To be sure, the order has a long history of provoking the church — most recently in 2009, when two Sisters in habit took communion from the archbishop of San Francisco.
But the Community Heroes Award came as a surprise. The Sisters had no inkling it would court controversy until Midwestern activists and Florida elected officials got involved.
“Do you believe that the Los Angeles Dodgers are being ‘inclusive and welcoming to everyone’ by giving an award to a group of gay and transgender drag performers that intentionally mocks and degrades Christians?” Sen. Marco Rubio (R-Fla.) wrote in an open letter to Baseball Commissioner Rob Manfred.
As the outrage gained steam on social media, the talking points quickly coalesced around the DeSantis-versus-Disney-style rhetoric of “unchecked woke corporations.”
“Crazy idea: all @MLB teams should cancel ‘pride nights’ and just play baseball,” CatholicVote tweeted in the wake of the Dodgers’ concession, recalling Fox News Laura Ingraham’s infamous “Shut up and dribble.”
But what could have been the ball club’s Bud Light moment transformed instead into an impassioned defense of one of the world’s most outré drag communities.
“This feels personal for me both as a queer person but also as someone from East L.A., as an Angeleno,” said Chanda Prescod-Weinstein, a theoretical physicist, public intellectual and “multigenerational Dodger fan” who protested the team’s action. “It feels humiliating to be a Dodger fan right now.”
Other power players quickly got involved. The American Civil Liberties Union blasted the Dodgers on Twitter, saying it would pull out of Pride Night if the club did not reverse course. L.A. County Supervisor Lindsey Horvath vowed to do the same, while L.A. City Councilmember Eunisses Hernandez, whose district includes Dodger Stadium, condemned the move.
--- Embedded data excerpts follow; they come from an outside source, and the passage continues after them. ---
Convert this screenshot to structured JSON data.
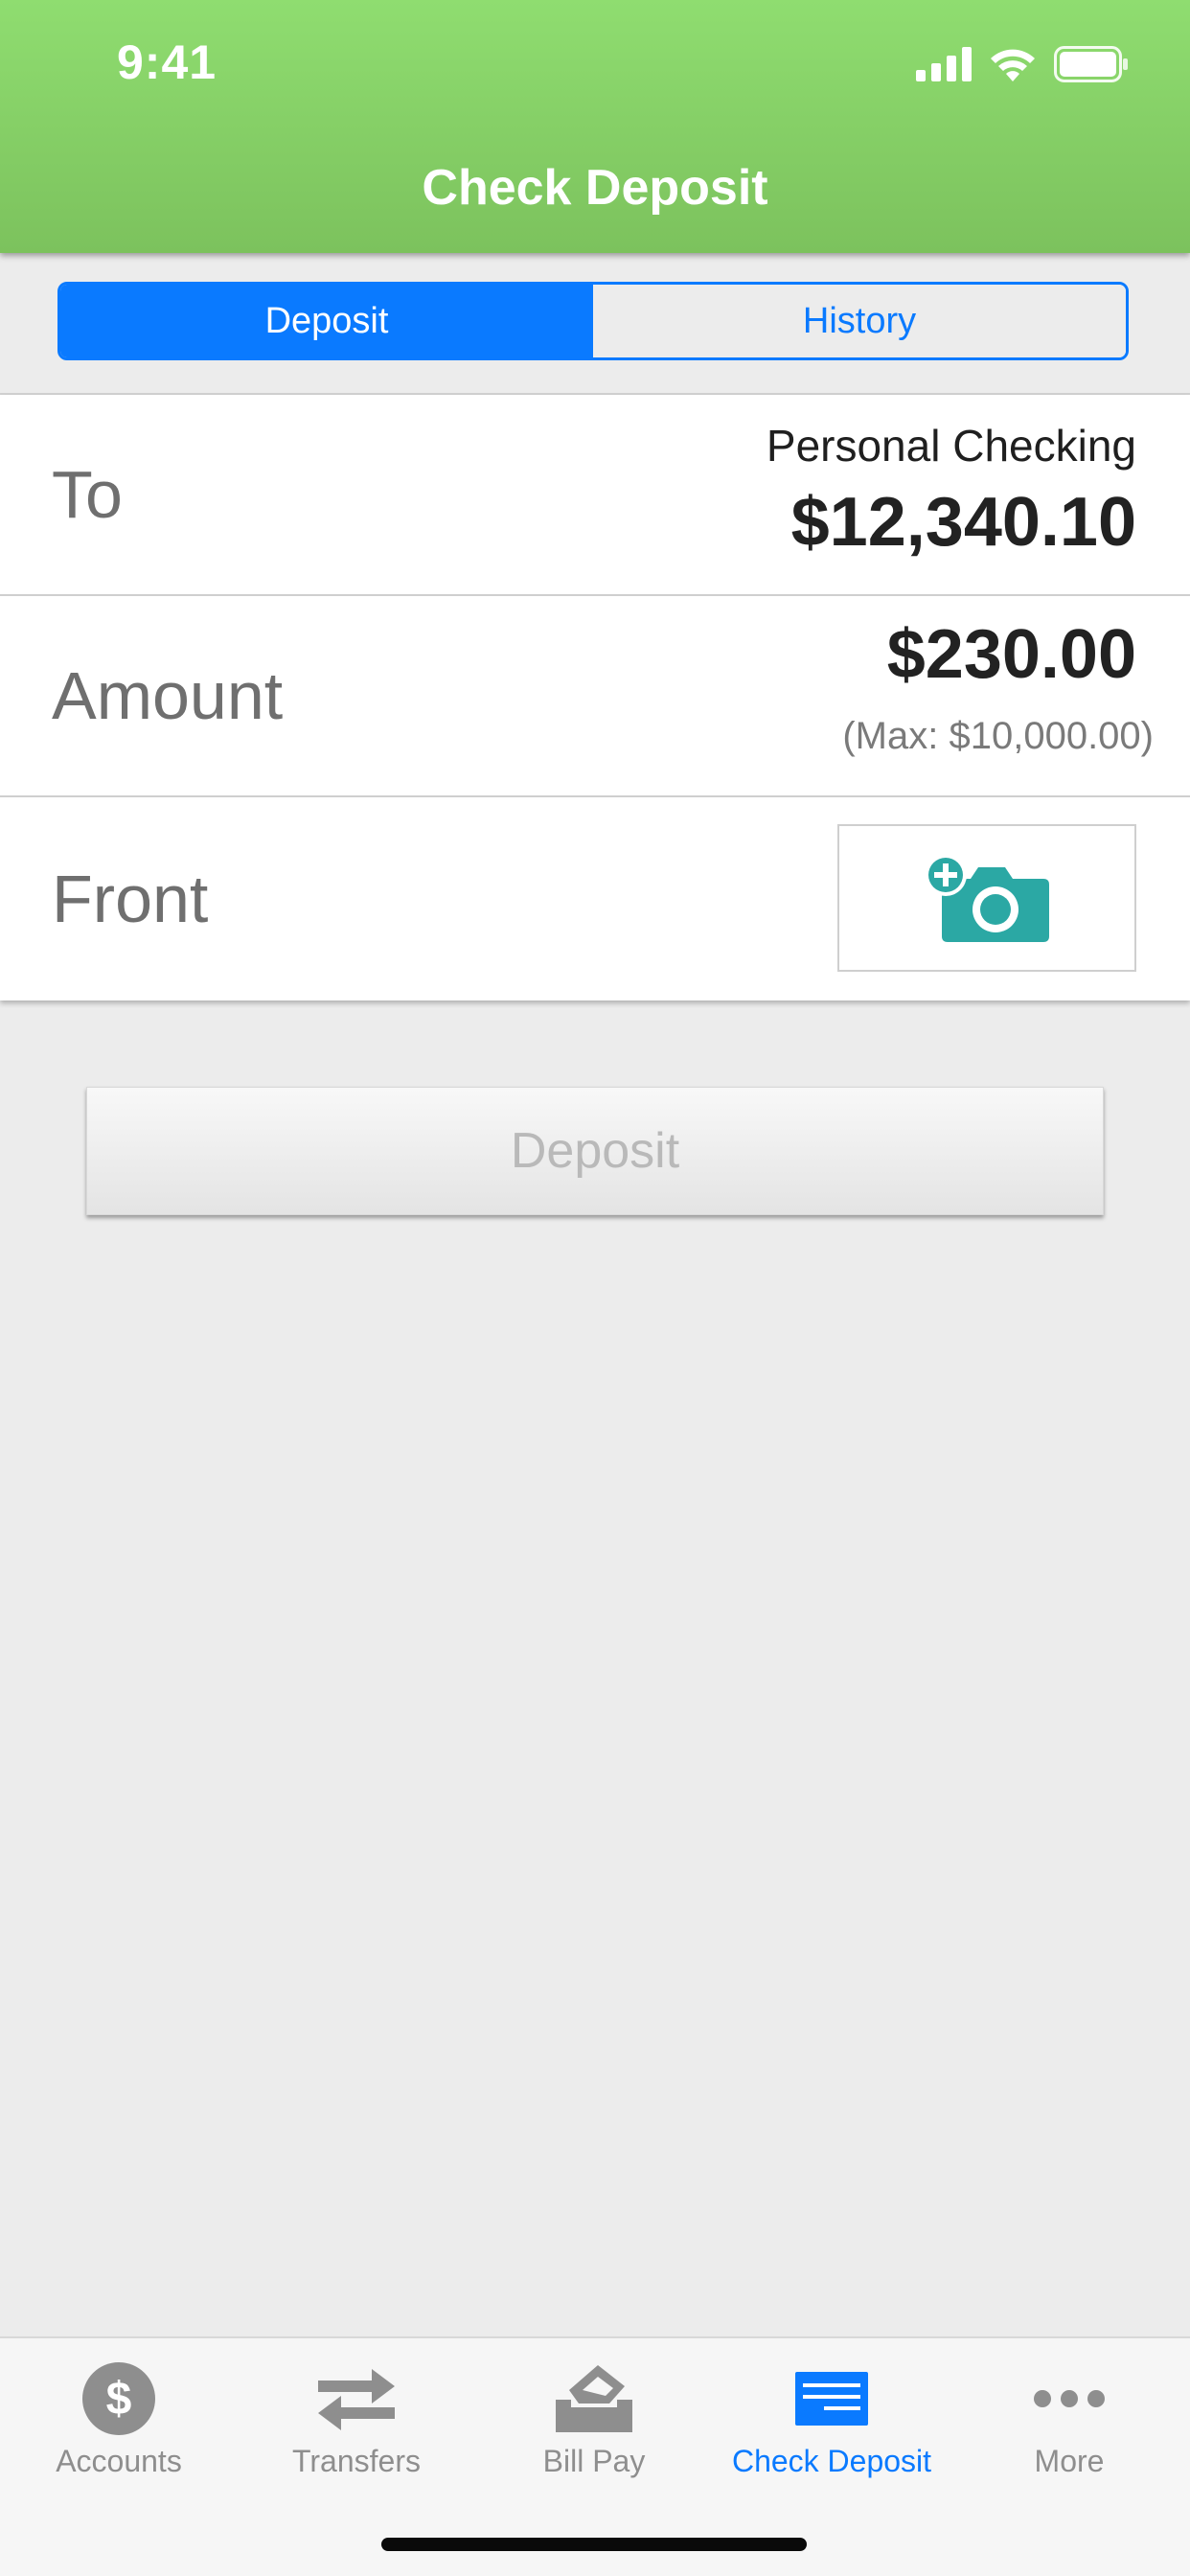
{
  "status_bar": {
    "time": "9:41"
  },
  "header": {
    "title": "Check Deposit",
    "accent_color": "#7cc25d"
  },
  "segment": {
    "tabs": [
      {
        "label": "Deposit",
        "selected": true
      },
      {
        "label": "History",
        "selected": false
      }
    ],
    "accent_color": "#0a7aff"
  },
  "form": {
    "to": {
      "label": "To",
      "account_name": "Personal Checking",
      "balance": "$12,340.10"
    },
    "amount": {
      "label": "Amount",
      "value": "$230.00",
      "max_note": "(Max: $10,000.00)"
    },
    "front": {
      "label": "Front",
      "icon": "add-camera-icon",
      "icon_color": "#2ba8a4"
    }
  },
  "deposit_button": {
    "label": "Deposit",
    "enabled": false
  },
  "tabbar": {
    "items": [
      {
        "label": "Accounts",
        "icon": "dollar-circle-icon",
        "active": false
      },
      {
        "label": "Transfers",
        "icon": "transfer-arrows-icon",
        "active": false
      },
      {
        "label": "Bill Pay",
        "icon": "bill-pay-icon",
        "active": false
      },
      {
        "label": "Check Deposit",
        "icon": "check-deposit-icon",
        "active": true
      },
      {
        "label": "More",
        "icon": "more-dots-icon",
        "active": false
      }
    ],
    "active_color": "#0a7aff",
    "inactive_color": "#8e8e8e"
  }
}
The Dodgers faced backlash after they said they would no longer honor the satirical LGBTQ+ group. But they reversed course and reinvited the Sisters.
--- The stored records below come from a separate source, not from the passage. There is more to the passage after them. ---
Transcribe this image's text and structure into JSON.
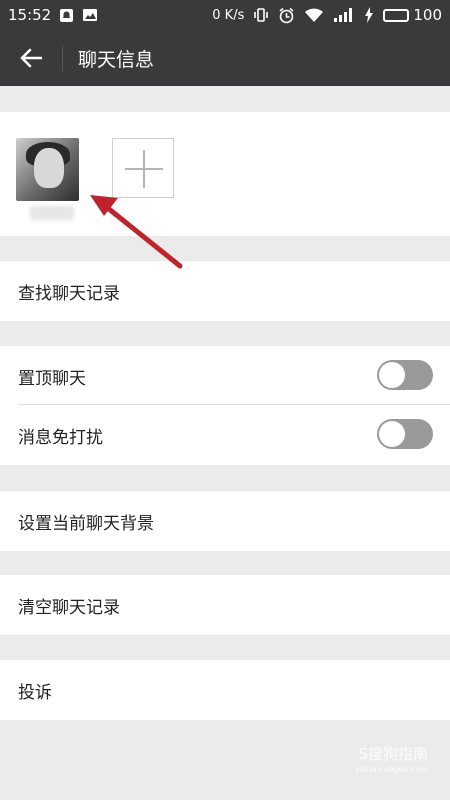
{
  "status_bar": {
    "time": "15:52",
    "net_speed": "0 K/s",
    "battery": "100",
    "icons": [
      "notification-bell-icon",
      "image-icon",
      "vibrate-icon",
      "alarm-icon",
      "wifi-icon",
      "signal-icon",
      "charging-icon",
      "battery-icon"
    ]
  },
  "app_bar": {
    "title": "聊天信息",
    "back_icon": "back-arrow-icon"
  },
  "members": {
    "add_icon": "plus-icon"
  },
  "rows": {
    "find_history": "查找聊天记录",
    "pin_chat": "置顶聊天",
    "mute": "消息免打扰",
    "set_background": "设置当前聊天背景",
    "clear_history": "清空聊天记录",
    "report": "投诉"
  },
  "toggles": {
    "pin_chat_on": false,
    "mute_on": false
  },
  "colors": {
    "bar": "#3a3a3c",
    "arrow": "#c0232b",
    "toggle_off": "#9a9a9a",
    "page_bg": "#ebebeb"
  },
  "watermark": {
    "main": "S搜狗指南",
    "sub": "zhinan.sogou.com"
  }
}
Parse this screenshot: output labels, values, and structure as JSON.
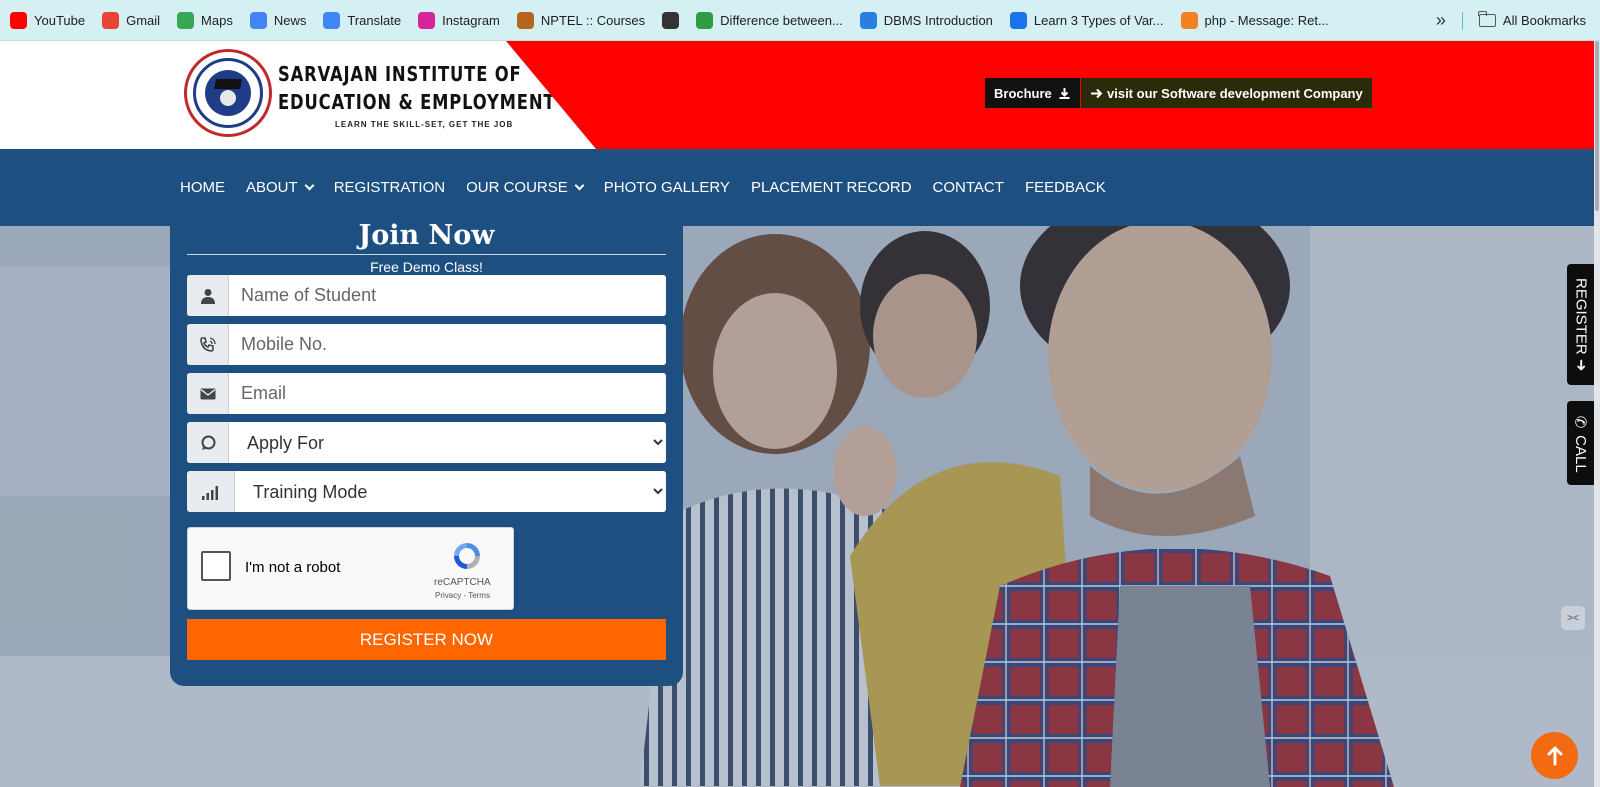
{
  "bookmarks": {
    "items": [
      {
        "label": "YouTube",
        "icon": "youtube-icon",
        "color": "#ff0000"
      },
      {
        "label": "Gmail",
        "icon": "gmail-icon",
        "color": "#ea4335"
      },
      {
        "label": "Maps",
        "icon": "maps-icon",
        "color": "#34a853"
      },
      {
        "label": "News",
        "icon": "news-icon",
        "color": "#4285f4"
      },
      {
        "label": "Translate",
        "icon": "translate-icon",
        "color": "#4285f4"
      },
      {
        "label": "Instagram",
        "icon": "instagram-icon",
        "color": "#d6249f"
      },
      {
        "label": "NPTEL :: Courses",
        "icon": "nptel-icon",
        "color": "#b5651d"
      },
      {
        "label": "",
        "icon": "globe-icon",
        "color": "#333333"
      },
      {
        "label": "Difference between...",
        "icon": "difference-icon",
        "color": "#2e9e44"
      },
      {
        "label": "DBMS Introduction",
        "icon": "dbms-icon",
        "color": "#2a7de1"
      },
      {
        "label": "Learn 3 Types of Var...",
        "icon": "learn-icon",
        "color": "#1a73e8"
      },
      {
        "label": "php - Message: Ret...",
        "icon": "php-icon",
        "color": "#f48024"
      }
    ],
    "all_bookmarks_label": "All Bookmarks",
    "overflow_label": "»"
  },
  "header": {
    "institute_line1": "SARVAJAN INSTITUTE OF",
    "institute_line2": "EDUCATION & EMPLOYMENT",
    "tagline": "LEARN THE SKILL-SET, GET THE JOB",
    "brochure_label": "Brochure",
    "visit_label": "visit our Software development Company",
    "accent_red": "#fe0000"
  },
  "nav": {
    "items": [
      {
        "label": "HOME",
        "has_dropdown": false
      },
      {
        "label": "ABOUT",
        "has_dropdown": true
      },
      {
        "label": "REGISTRATION",
        "has_dropdown": false
      },
      {
        "label": "OUR COURSE",
        "has_dropdown": true
      },
      {
        "label": "PHOTO GALLERY",
        "has_dropdown": false
      },
      {
        "label": "PLACEMENT RECORD",
        "has_dropdown": false
      },
      {
        "label": "CONTACT",
        "has_dropdown": false
      },
      {
        "label": "FEEDBACK",
        "has_dropdown": false
      }
    ],
    "background": "#1d5081"
  },
  "form": {
    "title": "Join Now",
    "subtitle": "Free Demo Class!",
    "name_placeholder": "Name of Student",
    "mobile_placeholder": "Mobile No.",
    "email_placeholder": "Email",
    "apply_for_selected": "Apply For",
    "training_mode_selected": "Training Mode",
    "captcha_label": "I'm not a robot",
    "captcha_brand": "reCAPTCHA",
    "captcha_links": "Privacy - Terms",
    "submit_label": "REGISTER NOW",
    "submit_color": "#ff6600"
  },
  "side": {
    "register_label": "REGISTER ➜",
    "call_label": "CALL",
    "scroll_top_color": "#f26a12"
  }
}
On Thursday, the Los Angeles LGBT Center issued an ultimatum: Readmit the Sisters or cancel Pride Night altogether. That evening, as the Dodgers lost 16-8 to the St. Louis Cardinals, the club seemed poised to reverse course.
For the Los Angeles Sisters of Perpetual Indulgence, the support came as the biggest shock of all.
“We’re not used to people going to bat for drag queens,” Sister Unity said. “The reason [people did] is not because of our prominence in the community in terms of our spectacle but because of the work that we do.”
Some, like Manriquez, the Catholic activist, see the skirmish as an early conflict in a larger war to come.
“The population that I work with all supported the Dodgers,” she said. “Progressive Catholic organizations are allowing extremist conservative organizations to be the official voice of Catholicism, when that is not true.”
Others, like Prescod-Weinstein, had more sporting concerns.
“I saw someone tweeting that they hoped that the Giants would invite [the Sisters] to throw the [first] pitch,” the physicist said. “You can’t let the Giants upstage you.”